Frank nodded. Tonic—the home base. “Doe.” The center where songs often began and rested most easily.
“And you’ve also got your dominant and subdominant notes, right? So if you’re in the key of G major, there are a couple major chords that are gonna fit with a tonic of G, right?”
“Right,” said Frank. He wasn’t sure what else to say.
“Right—so the cool thing is, with the circle of fourths I just showed you, the dominant and subdominant notes are always gonna be right next to whatever the tonic is. Okay, so what’s the order again?” Mr. Hebert twisted his colorfully beaded necklace as a hint.
“B – E – A – D,” said Frank, before being interrupted.
“That’s enough,” said Mr. Hebert. “Okay, so A—based on what you just said, what notes are on either side of it in the circle?”

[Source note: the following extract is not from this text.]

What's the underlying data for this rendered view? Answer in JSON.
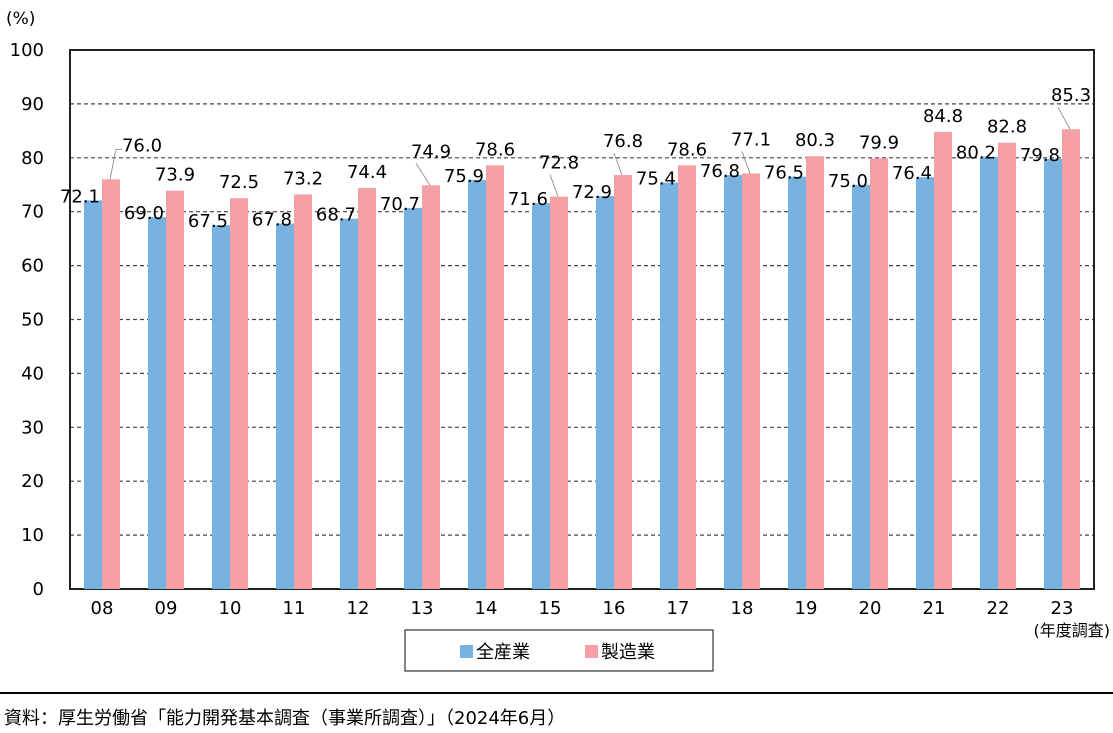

“Um, well. E. And D, I guess,” said Frank.
“Exactly!” said Mr. Hebert, “The dominant and subdominant notes! His eyes glinting through the cigarette smoke. “So anytime you can’t remember, just think about your circle.”
Mr. Hebert tapped off the ash from his cigarette, took a final pull from the stub, and then smothered it in an ashtray sitting on the window sill of his screened back porch.
Frank sat patiently. He didn’t know what was next. Birds chattered in the backyard, a well-kept lawn mixed with a small garden and flowerbeds. A cardinal—one of the few birds Frank could recognize—flew by.
Mr. Hebert was gazing thoughtfully towards his backyard. “Frank,” he said, finally. “There’s something you need to understand about music. There’s a lot to it. You’ll never get to the bottom of it, but there’s one thing that I have found to be true: music is meant to be shared.”
Mr. Hebert paused. It was a theatrical affectation, perhaps, but Frank didn’t mind.
“You hear that bird?” said Mr. Hebert. “That’s a tufted titmouse. You can tell because they go ‘Peter-peter-peter.’ Well, just like they share their music, we humans have to share ours too. When we don’t, we lose interest–we become discouraged.”
“So,” said Mr. Hebert, concluding his speech, “This has been a one-time lesson. You want to come again, fine. You want to go it alone and learn through YouTube or whatever kids these days are using….that’ s fine too. Just make sure if you aren’t sharing your music with me, that you’re sharing it with someone. Find a place to play, a person to play for. That way, you’ll stick with it.”
Frank nodded. Behind the cigarette smoke and beer breath, he had heard something true, he thought.
“Now that’ll be forty bucks. And get out of here,” said Mr. Hebert with a chuckle.